6th December – New York. I was in town for a meeting of the Open Society Institute’s Global Health Advisory Committee. This committee brings together senior people with backgrounds in law and health, but all with a commitment t human rights. The debates are always fascinating, often juxtaposing the individual ethical perspective of the lawyers with the collective perspective of the public health professionals. The task is to balance autonomy with the collective good. Many things to discuss but the most interesting, if depressing, was on the situation in Burma, where the authorities had recently suppressed the protest movement led by the monks, with appalling violence. We were privileged to hear first hand from people with first hand knowledge of the situation and to have a preview of a major report on the situation there.
10th December – Brussels. Steering committee of the European Observatory. In between all the travel I have been editing a series of books, one of which, on cancer in Europe, had just gone to production. This was a time to reflect on what we had achieved and plan for the next cycle – hopefully a little quieter than the last one!

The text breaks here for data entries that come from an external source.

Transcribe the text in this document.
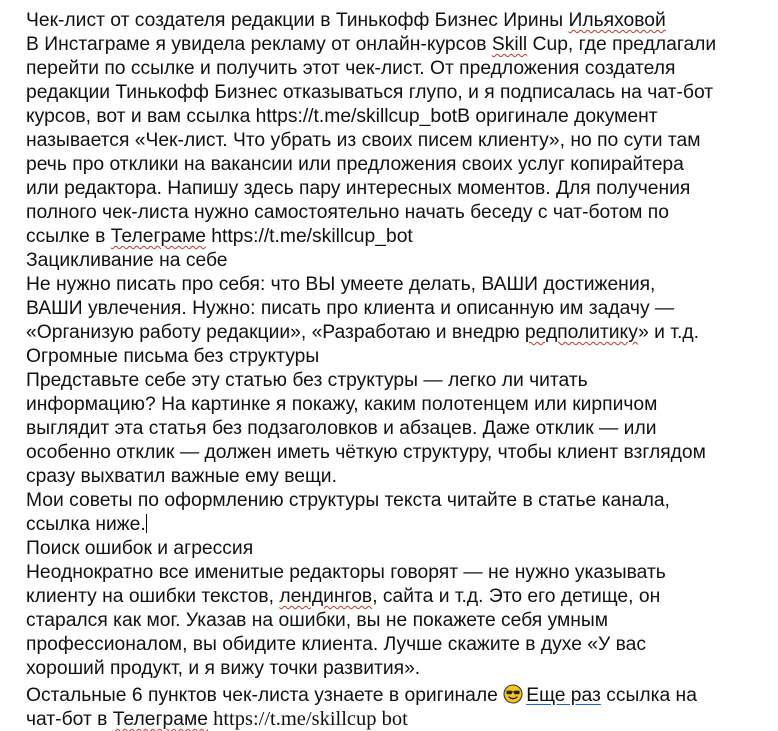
Чек-лист от создателя редакции в Тинькофф Бизнес Ирины Ильяховой
В Инстаграме я увидела рекламу от онлайн-курсов Skill Cup, где предлагали
перейти по ссылке и получить этот чек-лист. От предложения создателя
редакции Тинькофф Бизнес отказываться глупо, и я подписалась на чат-бот
курсов, вот и вам ссылка https://t.me/skillcup_botВ оригинале документ
называется «Чек-лист. Что убрать из своих писем клиенту», но по сути там
речь про отклики на вакансии или предложения своих услуг копирайтера
или редактора. Напишу здесь пару интересных моментов. Для получения
полного чек-листа нужно самостоятельно начать беседу с чат-ботом по
ссылке в Телеграме https://t.me/skillcup_bot
Зацикливание на себе
Не нужно писать про себя: что ВЫ умеете делать, ВАШИ достижения,
ВАШИ увлечения. Нужно: писать про клиента и описанную им задачу —
«Организую работу редакции», «Разработаю и внедрю редполитику» и т.д.
Огромные письма без структуры
Представьте себе эту статью без структуры — легко ли читать
информацию? На картинке я покажу, каким полотенцем или кирпичом
выглядит эта статья без подзаголовков и абзацев. Даже отклик — или
особенно отклик — должен иметь чёткую структуру, чтобы клиент взглядом
сразу выхватил важные ему вещи.
Мои советы по оформлению структуры текста читайте в статье канала,
ссылка ниже.
Поиск ошибок и агрессия
Неоднократно все именитые редакторы говорят — не нужно указывать
клиенту на ошибки текстов, лендингов, сайта и т.д. Это его детище, он
старался как мог. Указав на ошибки, вы не покажете себя умным
профессионалом, вы обидите клиента. Лучше скажите в духе «У вас
хороший продукт, и я вижу точки развития».
Остальные 6 пунктов чек-листа узнаете в оригинале Еще раз ссылка на
чат-бот в Телеграме https://t.me/skillcup bot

18th December – Rome. The final trip of the year. A EU ministerial meeting on Health in All Policies organised by the Italian government. My task was to participate in a discussion on the relationship between health and economic growth, drawing on our earlier work for the European Commission.
So that brings me to the end of 2007 – a completely crazy year. The next entry will be in 2008, and I’m already behind with that, but it will have to wait for my next flight (tomorrow).